There are a couple of other capabilities of the tablebase install program that are worth noting. One is the ability to check for any tablebases that you may have already installed on your machine, and to compare those against the full set on the DVD. In this manner, you can quickly and easily see which tablebase files you need to put on your hard drive. Furthermore, you can verify the MD5 checksums of those tablebase files already on your drive, to see if any have been corrupted. The reason this is important is that most engines do not check the integrity of the tablebase files (which can be corrupted if you get them via download, or even on some CD collections). However, if there is a problem loading or reading a particular file, strange problems (like lockups) can occur with the engine. So, with the new install program, you should be very sure of getting a tablebase installation that is complete and 100% correct.

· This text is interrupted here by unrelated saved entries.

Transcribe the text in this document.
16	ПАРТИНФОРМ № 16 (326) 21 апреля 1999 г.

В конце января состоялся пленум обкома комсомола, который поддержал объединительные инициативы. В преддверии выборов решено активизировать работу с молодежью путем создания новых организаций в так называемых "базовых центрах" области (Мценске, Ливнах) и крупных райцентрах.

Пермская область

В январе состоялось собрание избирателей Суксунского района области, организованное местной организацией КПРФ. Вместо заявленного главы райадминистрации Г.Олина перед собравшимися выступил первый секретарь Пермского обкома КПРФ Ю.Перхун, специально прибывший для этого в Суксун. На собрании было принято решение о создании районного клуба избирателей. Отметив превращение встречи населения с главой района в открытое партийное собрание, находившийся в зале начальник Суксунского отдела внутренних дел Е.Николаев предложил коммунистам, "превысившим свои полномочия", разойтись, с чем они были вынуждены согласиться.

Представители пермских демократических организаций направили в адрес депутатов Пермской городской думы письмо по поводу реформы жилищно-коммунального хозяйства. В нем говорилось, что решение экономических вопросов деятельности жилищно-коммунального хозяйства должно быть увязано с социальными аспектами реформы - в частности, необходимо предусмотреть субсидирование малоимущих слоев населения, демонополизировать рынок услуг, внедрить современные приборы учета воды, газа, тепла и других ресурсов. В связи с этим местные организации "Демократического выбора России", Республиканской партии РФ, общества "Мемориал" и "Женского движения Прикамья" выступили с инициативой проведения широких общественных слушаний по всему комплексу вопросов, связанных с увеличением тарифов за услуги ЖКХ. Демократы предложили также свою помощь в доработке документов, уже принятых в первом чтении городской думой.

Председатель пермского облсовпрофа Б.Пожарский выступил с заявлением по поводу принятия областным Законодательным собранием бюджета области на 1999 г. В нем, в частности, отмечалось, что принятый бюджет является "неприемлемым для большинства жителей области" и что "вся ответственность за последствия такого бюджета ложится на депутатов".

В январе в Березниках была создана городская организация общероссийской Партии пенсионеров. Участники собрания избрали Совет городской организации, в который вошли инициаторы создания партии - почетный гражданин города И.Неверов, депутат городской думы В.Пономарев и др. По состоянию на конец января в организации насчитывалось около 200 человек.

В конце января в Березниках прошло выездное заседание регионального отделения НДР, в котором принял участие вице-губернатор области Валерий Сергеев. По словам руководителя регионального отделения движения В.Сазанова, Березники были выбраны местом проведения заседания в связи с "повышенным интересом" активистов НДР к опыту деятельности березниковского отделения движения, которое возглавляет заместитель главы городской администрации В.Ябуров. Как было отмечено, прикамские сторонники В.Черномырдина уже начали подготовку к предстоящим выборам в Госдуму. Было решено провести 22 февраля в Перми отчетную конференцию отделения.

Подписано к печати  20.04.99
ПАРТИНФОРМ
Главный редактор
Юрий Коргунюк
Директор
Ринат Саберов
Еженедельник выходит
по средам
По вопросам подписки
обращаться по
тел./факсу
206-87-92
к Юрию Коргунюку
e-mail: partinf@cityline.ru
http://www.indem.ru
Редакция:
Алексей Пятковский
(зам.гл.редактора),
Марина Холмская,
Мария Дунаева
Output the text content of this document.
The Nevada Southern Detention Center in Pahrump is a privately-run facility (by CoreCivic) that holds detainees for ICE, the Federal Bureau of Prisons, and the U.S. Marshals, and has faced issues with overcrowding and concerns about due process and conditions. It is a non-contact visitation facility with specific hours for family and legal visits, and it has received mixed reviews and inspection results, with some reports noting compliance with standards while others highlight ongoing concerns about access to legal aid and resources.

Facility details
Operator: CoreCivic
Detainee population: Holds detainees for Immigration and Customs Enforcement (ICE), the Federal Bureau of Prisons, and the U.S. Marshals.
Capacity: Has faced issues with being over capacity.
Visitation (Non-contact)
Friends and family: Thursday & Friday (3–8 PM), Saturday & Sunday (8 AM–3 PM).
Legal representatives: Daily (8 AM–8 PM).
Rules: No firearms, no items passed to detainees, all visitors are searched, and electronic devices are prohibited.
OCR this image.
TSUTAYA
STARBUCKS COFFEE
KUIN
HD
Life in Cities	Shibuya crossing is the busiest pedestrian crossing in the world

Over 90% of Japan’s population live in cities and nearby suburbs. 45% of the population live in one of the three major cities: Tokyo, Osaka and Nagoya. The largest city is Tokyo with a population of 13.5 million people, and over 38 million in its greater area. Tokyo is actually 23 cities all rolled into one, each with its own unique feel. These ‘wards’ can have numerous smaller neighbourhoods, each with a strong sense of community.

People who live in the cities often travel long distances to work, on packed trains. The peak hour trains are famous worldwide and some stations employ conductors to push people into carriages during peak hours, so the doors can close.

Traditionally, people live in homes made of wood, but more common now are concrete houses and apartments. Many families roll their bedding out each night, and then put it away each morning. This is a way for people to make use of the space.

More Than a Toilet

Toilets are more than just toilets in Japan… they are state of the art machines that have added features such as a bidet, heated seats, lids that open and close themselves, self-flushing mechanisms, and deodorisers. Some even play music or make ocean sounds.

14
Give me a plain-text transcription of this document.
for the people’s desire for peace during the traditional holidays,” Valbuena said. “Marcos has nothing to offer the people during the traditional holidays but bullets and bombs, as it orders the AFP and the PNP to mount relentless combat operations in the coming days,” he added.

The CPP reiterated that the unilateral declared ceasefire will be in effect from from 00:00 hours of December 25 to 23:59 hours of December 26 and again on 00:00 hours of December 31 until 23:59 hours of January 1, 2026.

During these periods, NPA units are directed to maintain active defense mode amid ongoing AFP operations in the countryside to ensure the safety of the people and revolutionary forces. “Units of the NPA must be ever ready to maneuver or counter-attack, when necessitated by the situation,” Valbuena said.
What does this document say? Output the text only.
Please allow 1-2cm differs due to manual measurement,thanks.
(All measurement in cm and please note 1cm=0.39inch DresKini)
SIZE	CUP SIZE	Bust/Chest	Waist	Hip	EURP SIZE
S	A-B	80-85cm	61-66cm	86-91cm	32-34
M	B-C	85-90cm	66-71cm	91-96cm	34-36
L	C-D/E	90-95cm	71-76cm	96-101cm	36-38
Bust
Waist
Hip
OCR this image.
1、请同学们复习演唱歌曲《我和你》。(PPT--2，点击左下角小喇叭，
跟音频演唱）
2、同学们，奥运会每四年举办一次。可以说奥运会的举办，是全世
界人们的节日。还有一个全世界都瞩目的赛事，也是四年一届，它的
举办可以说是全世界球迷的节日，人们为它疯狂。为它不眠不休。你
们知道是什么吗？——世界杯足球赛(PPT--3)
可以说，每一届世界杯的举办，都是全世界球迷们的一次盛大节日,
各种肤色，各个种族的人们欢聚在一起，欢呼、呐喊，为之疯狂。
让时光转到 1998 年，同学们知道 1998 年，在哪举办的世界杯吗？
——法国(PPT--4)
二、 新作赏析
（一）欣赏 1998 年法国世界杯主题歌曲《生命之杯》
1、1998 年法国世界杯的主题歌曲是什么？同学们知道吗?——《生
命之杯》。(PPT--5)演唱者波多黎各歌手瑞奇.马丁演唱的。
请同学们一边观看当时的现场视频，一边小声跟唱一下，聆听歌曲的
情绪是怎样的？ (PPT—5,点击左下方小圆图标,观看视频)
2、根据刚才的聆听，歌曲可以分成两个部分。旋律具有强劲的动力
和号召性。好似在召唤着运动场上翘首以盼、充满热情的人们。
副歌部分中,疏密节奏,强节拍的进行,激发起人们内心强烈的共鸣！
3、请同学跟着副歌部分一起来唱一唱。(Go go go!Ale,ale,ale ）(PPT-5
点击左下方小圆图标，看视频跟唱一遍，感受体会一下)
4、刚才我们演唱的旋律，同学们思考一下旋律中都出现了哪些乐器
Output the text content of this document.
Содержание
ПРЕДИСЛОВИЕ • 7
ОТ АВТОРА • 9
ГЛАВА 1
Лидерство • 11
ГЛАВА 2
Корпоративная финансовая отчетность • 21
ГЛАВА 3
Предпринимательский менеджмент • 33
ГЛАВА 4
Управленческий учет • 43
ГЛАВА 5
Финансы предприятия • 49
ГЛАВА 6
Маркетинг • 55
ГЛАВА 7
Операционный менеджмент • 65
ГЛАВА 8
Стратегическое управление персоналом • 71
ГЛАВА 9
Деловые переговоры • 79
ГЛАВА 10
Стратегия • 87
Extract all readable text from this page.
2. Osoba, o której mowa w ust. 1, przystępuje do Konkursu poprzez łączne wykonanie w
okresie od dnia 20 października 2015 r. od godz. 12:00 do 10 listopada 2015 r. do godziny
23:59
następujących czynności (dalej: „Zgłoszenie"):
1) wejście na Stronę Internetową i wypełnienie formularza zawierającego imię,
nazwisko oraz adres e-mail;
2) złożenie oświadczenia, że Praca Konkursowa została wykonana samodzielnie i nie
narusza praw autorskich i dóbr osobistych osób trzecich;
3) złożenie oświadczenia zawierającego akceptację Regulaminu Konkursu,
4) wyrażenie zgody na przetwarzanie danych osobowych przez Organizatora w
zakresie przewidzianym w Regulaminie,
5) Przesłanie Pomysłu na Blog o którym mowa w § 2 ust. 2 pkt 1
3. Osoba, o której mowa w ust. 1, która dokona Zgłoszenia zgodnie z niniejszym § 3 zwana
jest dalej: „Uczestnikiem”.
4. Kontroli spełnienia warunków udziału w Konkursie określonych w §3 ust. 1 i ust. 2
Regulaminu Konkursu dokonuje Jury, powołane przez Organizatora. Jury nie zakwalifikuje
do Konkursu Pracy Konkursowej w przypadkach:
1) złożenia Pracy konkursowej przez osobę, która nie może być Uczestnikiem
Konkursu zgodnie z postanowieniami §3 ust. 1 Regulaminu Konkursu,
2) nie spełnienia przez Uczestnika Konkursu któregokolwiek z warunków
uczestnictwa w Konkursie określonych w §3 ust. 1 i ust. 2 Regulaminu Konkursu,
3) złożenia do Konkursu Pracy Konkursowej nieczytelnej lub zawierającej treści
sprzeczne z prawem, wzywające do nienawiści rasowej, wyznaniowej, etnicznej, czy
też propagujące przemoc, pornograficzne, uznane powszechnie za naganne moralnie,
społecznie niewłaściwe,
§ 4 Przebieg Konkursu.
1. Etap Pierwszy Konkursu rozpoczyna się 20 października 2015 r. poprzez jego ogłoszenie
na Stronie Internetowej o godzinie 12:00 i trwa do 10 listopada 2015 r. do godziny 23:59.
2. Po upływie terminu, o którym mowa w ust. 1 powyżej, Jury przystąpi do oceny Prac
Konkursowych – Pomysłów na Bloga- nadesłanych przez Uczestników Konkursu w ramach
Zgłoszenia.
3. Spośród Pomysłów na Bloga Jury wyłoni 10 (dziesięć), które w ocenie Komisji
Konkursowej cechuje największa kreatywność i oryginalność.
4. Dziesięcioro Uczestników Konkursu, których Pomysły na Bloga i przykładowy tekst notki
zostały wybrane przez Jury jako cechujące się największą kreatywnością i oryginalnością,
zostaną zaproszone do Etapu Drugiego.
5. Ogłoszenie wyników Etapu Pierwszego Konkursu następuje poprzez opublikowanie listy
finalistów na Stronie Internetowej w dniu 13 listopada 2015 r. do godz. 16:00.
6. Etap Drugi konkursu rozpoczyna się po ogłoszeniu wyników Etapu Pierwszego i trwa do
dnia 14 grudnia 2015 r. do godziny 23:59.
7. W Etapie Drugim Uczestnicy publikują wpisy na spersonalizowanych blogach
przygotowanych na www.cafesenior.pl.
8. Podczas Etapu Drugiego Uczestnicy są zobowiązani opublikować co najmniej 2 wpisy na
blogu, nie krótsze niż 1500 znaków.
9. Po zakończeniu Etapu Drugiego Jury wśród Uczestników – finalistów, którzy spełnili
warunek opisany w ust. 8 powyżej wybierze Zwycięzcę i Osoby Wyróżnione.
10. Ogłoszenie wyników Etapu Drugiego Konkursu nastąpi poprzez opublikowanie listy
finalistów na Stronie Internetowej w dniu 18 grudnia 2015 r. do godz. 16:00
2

And it goes without saying that installing the TBs from a single DVD is much superior to swapping ten or so CDs out of your drive. When you add all these advantages up (improved install, error checking, DVD convenience), you get the best tablebase collection available.
Conclusion - Best Endgame Reference on the Planet
Very rarely does a product like this come out on the market, especially at this price point. The total cost for the CCE and Nalimov package is only $59 USD, and it gives the user an incredible body of painstakingly analyzed study material. CCE has long been recognized as the reference work on the endgame, and great care has been taken in converting, correcting and updating the material.
As many of you are aware, there are quite a few products that offer massive collections of data, with little value added in terms of plain-language explanations. CCE is not like that at all. All the material is explained in great detail. And, in the rare instance where there is not a CCE entry for the endgame you are interested in, you always have the endgame tablebases and chess engines to fall back on.
If you need an endgame reference, then you absolutely must consider this software. I am not exaggerating when I say that there is nothing else like it, and the program has absolutely no serious competition.
P.S. If you want some other opinions of this software, check out the ChessReviews yahoogroups, you'll find plenty of very happy CCE owners there.